Une de ses manières d’agir est d’amplifier à un tel point la portée et le pouvoir du spectacle théâtral que la distinction entre divertissement et occupations moins frivoles, et entre la télévision et la vie réelle, s’estompe. Cela permet, en retour, à des éléments du divertissement — sans parler de la fantaisie et de la stimulation émotionnelle — de s’infiltrer insidieusement dans des domaines où ils n’ont pas leur place, donnant lieu à ce qui, autrefois, aurait pu apparaître comme une travestie ou une farce.
Justice théâtrale
Un exemple criant peut être observé dans le domaine politique, où, de nos jours, la mise en scène, les postures et les façades ont souvent plus d’importance que le fond, et où les candidats déjà vedettes des médias disposent d’un avantage considérable sur ceux qui ne le sont pas. Mais un exemple moins visible se trouve dans nos tribunaux pénaux, où les peines sont influencées par des rituels télévisuels de reproches publics appelés « déclarations sur l’impact sur les victimes », et où les jurys peuvent être davantage impressionnés par les talents théâtraux des avocats que par le bien-fondé des affaires.

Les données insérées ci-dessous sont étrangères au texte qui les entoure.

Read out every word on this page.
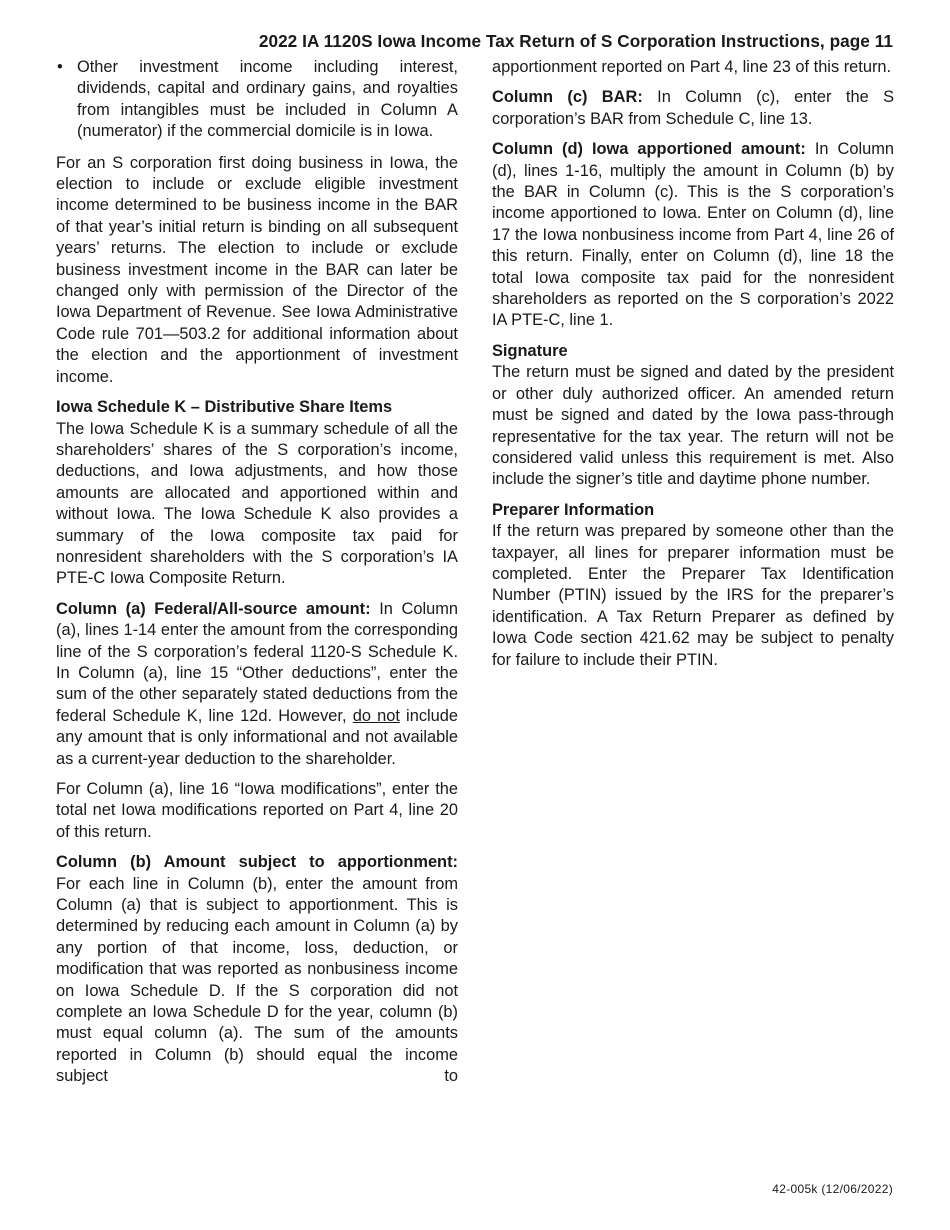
2022 IA 1120S Iowa Income Tax Return of S Corporation Instructions, page 11
• Other investment income including interest, dividends, capital and ordinary gains, and royalties from intangibles must be included in Column A (numerator) if the commercial domicile is in Iowa.

For an S corporation first doing business in Iowa, the election to include or exclude eligible investment income determined to be business income in the BAR of that year’s initial return is binding on all subsequent years’ returns. The election to include or exclude business investment income in the BAR can later be changed only with permission of the Director of the Iowa Department of Revenue. See Iowa Administrative Code rule 701—503.2 for additional information about the election and the apportionment of investment income.

Iowa Schedule K – Distributive Share Items
The Iowa Schedule K is a summary schedule of all the shareholders’ shares of the S corporation’s income, deductions, and Iowa adjustments, and how those amounts are allocated and apportioned within and without Iowa. The Iowa Schedule K also provides a summary of the Iowa composite tax paid for nonresident shareholders with the S corporation’s IA PTE-C Iowa Composite Return.

Column (a) Federal/All-source amount: In Column (a), lines 1-14 enter the amount from the corresponding line of the S corporation’s federal 1120-S Schedule K. In Column (a), line 15 “Other deductions”, enter the sum of the other separately stated deductions from the federal Schedule K, line 12d. However, do not include any amount that is only informational and not available as a current-year deduction to the shareholder.

For Column (a), line 16 “Iowa modifications”, enter the total net Iowa modifications reported on Part 4, line 20 of this return.

Column (b) Amount subject to apportionment:
For each line in Column (b), enter the amount from Column (a) that is subject to apportionment. This is determined by reducing each amount in Column (a) by any portion of that income, loss, deduction, or modification that was reported as nonbusiness income on Iowa Schedule D. If the S corporation did not complete an Iowa Schedule D for the year, column (b) must equal column (a). The sum of the amounts reported in Column (b) should equal the income subject to

apportionment reported on Part 4, line 23 of this return.

Column (c) BAR: In Column (c), enter the S corporation’s BAR from Schedule C, line 13.

Column (d) Iowa apportioned amount: In Column (d), lines 1-16, multiply the amount in Column (b) by the BAR in Column (c). This is the S corporation’s income apportioned to Iowa. Enter on Column (d), line 17 the Iowa nonbusiness income from Part 4, line 26 of this return. Finally, enter on Column (d), line 18 the total Iowa composite tax paid for the nonresident shareholders as reported on the S corporation’s 2022 IA PTE-C, line 1.

Signature
The return must be signed and dated by the president or other duly authorized officer. An amended return must be signed and dated by the Iowa pass-through representative for the tax year. The return will not be considered valid unless this requirement is met. Also include the signer’s title and daytime phone number.

Preparer Information
If the return was prepared by someone other than the taxpayer, all lines for preparer information must be completed. Enter the Preparer Tax Identification Number (PTIN) issued by the IRS for the preparer’s identification. A Tax Return Preparer as defined by Iowa Code section 421.62 may be subject to penalty for failure to include their PTIN.

42-005k (12/06/2022)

L’idée derrière ces déclarations — présentes depuis les années 1970 et qui évoquent fortement les accès d’émotion qui enjolivent les talk-shows sensationnalistes — est de donner aux victimes et à leurs proches l’occasion d’exprimer comment le crime les a touchés. Selon le Département américain de la Justice, cela est « important pour que la Cour sache » et aide le juge à déterminer la peine appropriée.

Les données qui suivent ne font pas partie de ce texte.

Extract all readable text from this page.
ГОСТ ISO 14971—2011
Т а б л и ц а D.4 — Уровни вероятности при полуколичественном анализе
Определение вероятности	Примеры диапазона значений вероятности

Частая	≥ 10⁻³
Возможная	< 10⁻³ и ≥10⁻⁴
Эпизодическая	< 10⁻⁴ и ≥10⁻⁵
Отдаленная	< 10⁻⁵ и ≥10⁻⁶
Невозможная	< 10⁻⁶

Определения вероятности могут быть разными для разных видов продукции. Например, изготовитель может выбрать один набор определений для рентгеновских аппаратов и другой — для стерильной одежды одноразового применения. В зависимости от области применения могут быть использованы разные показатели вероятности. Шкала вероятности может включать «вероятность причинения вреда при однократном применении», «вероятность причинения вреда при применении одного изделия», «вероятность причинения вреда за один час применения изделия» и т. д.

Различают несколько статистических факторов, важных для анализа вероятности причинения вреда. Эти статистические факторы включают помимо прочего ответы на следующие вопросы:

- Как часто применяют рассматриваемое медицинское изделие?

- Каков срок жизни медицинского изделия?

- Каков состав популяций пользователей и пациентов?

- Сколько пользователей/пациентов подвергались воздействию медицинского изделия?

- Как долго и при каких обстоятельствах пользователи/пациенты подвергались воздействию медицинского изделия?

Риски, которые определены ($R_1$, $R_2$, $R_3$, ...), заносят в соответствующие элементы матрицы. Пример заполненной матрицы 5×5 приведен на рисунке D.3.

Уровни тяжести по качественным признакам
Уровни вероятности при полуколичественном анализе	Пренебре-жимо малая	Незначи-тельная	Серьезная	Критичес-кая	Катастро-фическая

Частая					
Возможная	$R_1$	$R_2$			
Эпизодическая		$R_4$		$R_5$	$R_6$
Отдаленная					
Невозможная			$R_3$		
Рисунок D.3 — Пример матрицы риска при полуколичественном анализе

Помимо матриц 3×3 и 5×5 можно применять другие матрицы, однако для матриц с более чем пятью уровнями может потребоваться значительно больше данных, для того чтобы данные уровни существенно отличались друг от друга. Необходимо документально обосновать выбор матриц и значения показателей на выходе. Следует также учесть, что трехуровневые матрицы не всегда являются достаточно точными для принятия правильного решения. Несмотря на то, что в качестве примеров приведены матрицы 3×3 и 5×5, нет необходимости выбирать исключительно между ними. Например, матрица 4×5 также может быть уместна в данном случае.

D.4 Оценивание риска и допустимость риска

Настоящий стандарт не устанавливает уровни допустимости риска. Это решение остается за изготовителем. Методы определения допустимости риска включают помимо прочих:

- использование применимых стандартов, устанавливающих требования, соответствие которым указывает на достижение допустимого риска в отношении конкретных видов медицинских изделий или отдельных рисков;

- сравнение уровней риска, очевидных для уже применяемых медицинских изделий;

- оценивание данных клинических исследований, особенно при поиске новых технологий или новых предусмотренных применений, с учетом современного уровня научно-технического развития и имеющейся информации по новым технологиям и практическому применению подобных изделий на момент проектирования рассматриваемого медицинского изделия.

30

Cela peut sembler raisonnable à première vue, mais sous-jacente à cette logique se cache une supposition subliminale selon laquelle la gravité de la sanction devrait être proportionnelle à la douleur et à la souffrance infligées par l’auteur. Selon ce raisonnement, tuer une personne qui n’avait ni famille ni amis mériterait une peine plus légère que de tuer quelqu’un dont la mort a été largement et bruyamment pleurée — une proposition aussi impitoyable qu’injuste.
De plus, ces déclarations sur l’impact des victimes sont perçues comme une punition « bonus » pour les coupables, qui, présumément, seront anéantis par la honte et le remords lorsqu’ils seront confrontés à des témoignages émouvants sur la douleur qu’ils ont provoquée. Or, comme beaucoup d’enseignants le savent dès le début de leur carrière, ce genre d’attention peut, au contraire, produire l’effet inverse — surtout chez les coupables les plus redoutables, qui peuvent éprouver un plaisir pervers à voir se confirmer de manière spectaculaire leur pouvoir et la détresse de leurs victimes.
Repensons l’équité du système judiciaire
Un procès pénal ne devrait jamais être un spectacle ni un psychodrame; il ne devrait servir que d’instrument de justice. Or, comme le rappellent en silence ses portraits et statues, la Déesse Justice est aveugle à toute influence biaisante; ainsi, si cette cécité n’est pas totale à la fois dans son éventail et sa portée, nous n’obtenons pas justice — peu importe combien nous pourrions apprécier le show.